IN THE HIGH COURT OF MALAWI

PRINCIPAL REGISTRY

CIVIL CAUSE NUMBER 3500 OF 2006



BETWEEN:


TENDAI NYALANI ………………………………………….PLAINTIFF


-AND –


MR CHIWAYA AND MRS CHIWAYA………………….DEFENDANT


CORAM: THE HONOURABLE JUSTICE E. B. TWEA

Mr Masanje, of Counsel for the applicant

Mr Chidothe, of Counsel for the respondent

Mr Manda– Official Interpreter



R U L I N G


Twea, J

I have heard the parties.


I have before me proceedings in respect of disobedience of a court order. It is not a hearing to determine the rights as the defendants counsel wants to put it. In any case the record shows that the defendants have not responded to the summons since it was served on their consent then on 9.5.07. The record further shows that there was a consent order on 23.8.07. The defendant went back on this and the plaintiff came to court on 13.11.07 when this order of which it is alleged they have ……………breached was made.


As a court of law, I would be failing in my duty if I allow litigant to disobey orders and do as they please. Court are there to settle disputes amicably, each party being given a right to be heard. In this case the defendants have not responded to the summons for now almost one year – they cannot be heard to say they are being denied the right to be heard. They have had that right and so some limited extent they still have that right. This however does not give them the licence to breach court orders.

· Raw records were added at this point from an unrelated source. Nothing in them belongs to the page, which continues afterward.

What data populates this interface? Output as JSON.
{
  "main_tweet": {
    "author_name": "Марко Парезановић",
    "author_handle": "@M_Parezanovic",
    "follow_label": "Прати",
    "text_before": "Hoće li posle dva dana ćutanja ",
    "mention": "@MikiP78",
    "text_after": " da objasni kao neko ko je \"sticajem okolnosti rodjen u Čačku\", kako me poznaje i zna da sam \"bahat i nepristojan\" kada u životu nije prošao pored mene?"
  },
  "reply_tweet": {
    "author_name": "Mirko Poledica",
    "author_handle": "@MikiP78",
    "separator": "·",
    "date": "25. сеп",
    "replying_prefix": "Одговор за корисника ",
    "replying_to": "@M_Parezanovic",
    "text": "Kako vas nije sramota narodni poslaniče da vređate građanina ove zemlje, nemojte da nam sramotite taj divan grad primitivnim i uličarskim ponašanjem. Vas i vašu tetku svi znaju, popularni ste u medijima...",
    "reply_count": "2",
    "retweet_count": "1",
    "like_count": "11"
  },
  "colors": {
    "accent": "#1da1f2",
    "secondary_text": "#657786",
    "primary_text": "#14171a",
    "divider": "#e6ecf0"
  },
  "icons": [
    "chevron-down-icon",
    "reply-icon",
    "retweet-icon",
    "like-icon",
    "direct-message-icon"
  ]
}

The issues raised by Counsel for the defendant will be dealt with at the hearing. Let him file the documents required to put forward the case for the defendants. This however does not have the effect of suspending the court order.


The parties were given a right to mutually discuss the issues if there is need for variation, with their lawyers or to court. If there was or is a problem the defendant had the right to come to court and apply for a variation. They cause now be heard to say, the child is refusing to go to her father when they never called for a discussion with plaintiff lawyers or come to court to ask for a variation.


I have in this case appointed the District Social Welfare Officer as guardian ad litem for the child, in order to protect her from the influences of competing interests.


I bear in mind that the child has the contribution right to know and be raised by his or her parents. However, I bear in mind that for complete development socially a child must be able to relate to the families of her mother and her father – thus grandparents, aunties, uncles and cousins are important. I also bear in mind that one of the grandparents is ill and it would not be in………….of the child to see the grandparent in prison.


I deny any adjournment. I order that the order of this court granted on 13.11.07 and perfected on 24.1.08 be respected and obeyed. I will therefore commit the contemnor to prison for 30 days – suspended for 7 days on condition that they restore the child to the father.


Should they wish to contest the proceedings they may instruct their lawyers to file the documents so that the matter comes up for hearing.


The child will not testify except through her guardian ad litem.


Costs to the plaintiff.


Pronounced in Chambers this 17th day of April 2008 at Blantyre.